World

Police Union Wants Toronto To Pull Funding From Gay Pride Parade

REUTERS/Eduardo Munoz

David Krayden Ottawa Bureau Chief
Font Size:

LGBTQ members of the Toronto police and the force’s union want the city to stop funding the annual gay pride parade. They say it is “simply unacceptable” for Toronto to continue to fund an event in which the police are no longer welcome to participate and have been told so.

It is the latest salvo in an increasingly bitter dispute between Toronto’s police force, LGBTQ interest groups and the local chapter of Black Lives Matter (BLM). BLM stopped the festivities last summer when they refused to march in the parade with police — who they say demonstrate racial bias in the city. The organizers of the event, officially known as Pride Toronto, eventually sided with BLM over the participation of police officers.

The police union released an open letter Wednesday. It was written by a committee of LGBTQ police officers who said the city needs to pull the $260,000 it annually provides to an event that now excludes some municipal employees — namely police officers.

Mike McCormack, president of the Toronto Police Association, read the open letter Wednesday at Toronto city hall, where he presented it to Mayor John Tory.

“When any city employee, regardless of their job function, is disinvited from an event hosted in the city of Toronto, we feel it is simply a conflict of interest and unacceptable that the city of Toronto remain a sponsor,” he read.

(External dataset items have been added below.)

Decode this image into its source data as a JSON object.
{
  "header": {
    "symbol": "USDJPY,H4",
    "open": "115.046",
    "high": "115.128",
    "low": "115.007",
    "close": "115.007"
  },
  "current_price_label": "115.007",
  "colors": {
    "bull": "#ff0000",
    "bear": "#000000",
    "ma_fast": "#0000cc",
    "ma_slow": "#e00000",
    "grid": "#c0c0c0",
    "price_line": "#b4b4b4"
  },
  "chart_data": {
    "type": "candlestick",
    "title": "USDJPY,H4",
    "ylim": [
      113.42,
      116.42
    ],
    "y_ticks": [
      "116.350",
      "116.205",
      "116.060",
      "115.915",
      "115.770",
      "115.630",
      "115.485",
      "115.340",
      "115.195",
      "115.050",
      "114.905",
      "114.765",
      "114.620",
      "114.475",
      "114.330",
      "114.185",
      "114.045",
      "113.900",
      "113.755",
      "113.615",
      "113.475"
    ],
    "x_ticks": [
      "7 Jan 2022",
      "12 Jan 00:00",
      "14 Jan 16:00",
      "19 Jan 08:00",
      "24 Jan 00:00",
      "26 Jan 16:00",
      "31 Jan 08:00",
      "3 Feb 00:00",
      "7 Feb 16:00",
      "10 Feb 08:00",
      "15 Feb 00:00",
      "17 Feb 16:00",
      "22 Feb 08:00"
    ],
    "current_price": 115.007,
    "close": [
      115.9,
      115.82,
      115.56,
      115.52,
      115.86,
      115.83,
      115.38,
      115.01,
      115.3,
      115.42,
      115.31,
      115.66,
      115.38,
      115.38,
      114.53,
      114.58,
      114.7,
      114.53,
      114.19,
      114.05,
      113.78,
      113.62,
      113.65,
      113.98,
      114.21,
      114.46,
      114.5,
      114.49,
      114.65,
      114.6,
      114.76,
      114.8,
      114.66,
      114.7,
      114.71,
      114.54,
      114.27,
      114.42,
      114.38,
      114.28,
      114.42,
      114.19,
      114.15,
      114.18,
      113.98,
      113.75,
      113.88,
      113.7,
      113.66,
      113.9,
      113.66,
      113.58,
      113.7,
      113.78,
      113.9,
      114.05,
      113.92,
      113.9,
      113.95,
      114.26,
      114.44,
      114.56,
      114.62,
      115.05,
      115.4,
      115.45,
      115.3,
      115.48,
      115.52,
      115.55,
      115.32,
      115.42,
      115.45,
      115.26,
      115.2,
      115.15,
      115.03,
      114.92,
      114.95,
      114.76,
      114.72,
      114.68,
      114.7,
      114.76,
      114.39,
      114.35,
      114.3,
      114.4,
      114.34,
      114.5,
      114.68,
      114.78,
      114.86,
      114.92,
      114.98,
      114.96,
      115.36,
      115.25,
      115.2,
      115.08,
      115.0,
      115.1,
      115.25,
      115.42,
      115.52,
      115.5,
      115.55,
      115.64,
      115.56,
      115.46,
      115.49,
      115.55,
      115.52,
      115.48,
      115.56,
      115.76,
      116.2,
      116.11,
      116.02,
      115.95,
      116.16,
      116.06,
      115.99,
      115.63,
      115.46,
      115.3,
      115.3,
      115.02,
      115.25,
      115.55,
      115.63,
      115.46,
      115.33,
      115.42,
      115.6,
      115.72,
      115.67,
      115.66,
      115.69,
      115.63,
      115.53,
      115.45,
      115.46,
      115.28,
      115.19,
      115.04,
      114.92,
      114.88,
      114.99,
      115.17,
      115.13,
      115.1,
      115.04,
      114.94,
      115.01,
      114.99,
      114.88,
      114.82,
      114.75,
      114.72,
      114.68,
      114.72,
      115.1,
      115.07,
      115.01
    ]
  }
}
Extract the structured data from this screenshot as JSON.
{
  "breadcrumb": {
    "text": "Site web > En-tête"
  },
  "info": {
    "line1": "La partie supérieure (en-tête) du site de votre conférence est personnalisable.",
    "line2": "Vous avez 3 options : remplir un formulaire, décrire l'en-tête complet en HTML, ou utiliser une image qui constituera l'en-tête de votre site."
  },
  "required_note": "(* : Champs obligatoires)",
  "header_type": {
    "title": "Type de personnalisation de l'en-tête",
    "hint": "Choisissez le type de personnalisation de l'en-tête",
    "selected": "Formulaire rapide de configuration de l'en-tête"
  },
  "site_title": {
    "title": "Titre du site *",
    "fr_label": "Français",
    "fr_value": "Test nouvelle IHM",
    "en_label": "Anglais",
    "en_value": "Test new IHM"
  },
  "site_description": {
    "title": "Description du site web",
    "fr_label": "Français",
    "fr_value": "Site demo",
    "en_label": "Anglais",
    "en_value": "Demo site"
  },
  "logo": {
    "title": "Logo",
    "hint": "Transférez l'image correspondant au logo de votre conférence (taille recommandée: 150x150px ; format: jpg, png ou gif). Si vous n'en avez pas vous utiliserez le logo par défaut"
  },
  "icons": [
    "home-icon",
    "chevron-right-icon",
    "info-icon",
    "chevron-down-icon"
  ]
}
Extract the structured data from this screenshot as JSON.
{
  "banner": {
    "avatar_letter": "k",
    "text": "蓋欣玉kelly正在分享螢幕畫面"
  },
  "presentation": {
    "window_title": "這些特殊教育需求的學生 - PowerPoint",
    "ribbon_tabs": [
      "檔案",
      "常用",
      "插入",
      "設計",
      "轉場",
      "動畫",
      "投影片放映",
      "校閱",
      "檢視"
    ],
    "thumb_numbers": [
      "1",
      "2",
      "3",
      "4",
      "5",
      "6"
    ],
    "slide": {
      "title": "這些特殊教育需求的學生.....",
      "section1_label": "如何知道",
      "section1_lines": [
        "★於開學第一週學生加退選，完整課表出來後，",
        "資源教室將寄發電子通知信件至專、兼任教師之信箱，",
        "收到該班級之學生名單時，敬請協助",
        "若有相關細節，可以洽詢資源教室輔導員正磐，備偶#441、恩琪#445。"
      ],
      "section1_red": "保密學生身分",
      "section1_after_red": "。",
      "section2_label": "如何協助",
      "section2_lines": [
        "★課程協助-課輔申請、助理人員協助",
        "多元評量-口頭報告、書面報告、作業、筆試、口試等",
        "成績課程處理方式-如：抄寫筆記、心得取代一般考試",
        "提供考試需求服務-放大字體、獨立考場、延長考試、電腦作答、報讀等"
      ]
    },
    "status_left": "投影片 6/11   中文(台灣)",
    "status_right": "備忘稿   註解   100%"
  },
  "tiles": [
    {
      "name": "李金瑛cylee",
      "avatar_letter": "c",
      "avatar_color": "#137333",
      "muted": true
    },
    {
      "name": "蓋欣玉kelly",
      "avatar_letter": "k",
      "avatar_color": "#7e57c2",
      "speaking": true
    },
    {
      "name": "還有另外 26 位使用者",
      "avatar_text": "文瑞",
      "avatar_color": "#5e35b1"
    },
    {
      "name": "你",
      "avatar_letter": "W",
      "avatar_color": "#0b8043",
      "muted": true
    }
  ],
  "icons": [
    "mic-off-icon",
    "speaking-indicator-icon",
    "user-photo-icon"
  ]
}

“We can think of no example in Canada where either a public or private employer has been a lead sponsor for an event their employees were asked not to participate in.”

The committee says all police officers would feel betrayed by the city if it continued to support an event that excluded them.

The police service union demand came weeks after a Toronto city councilor also insisted that funding cease until the parade again reflects its “core principals of equity and inclusivity.”

A recent poll indicated that only 21 percent of Toronto voters agreed with the decision by Toronto Police Chief Mark Saunders’ decision to accede to the demands of BLM and stop attending the parade.

Whether or not the city continues to financially support the parade directly, it will still provide policing, transportation and other routine services for the event.

BLM has affected the participation of police officers in other Canadian cities.

In Vancouver, police officers won’t be attending in large numbers and they will do so out of uniform. In Halifax, they won’t be attending at all, citing a “national debate” about whether police officers are welcome at the parades in the light of BLM demands.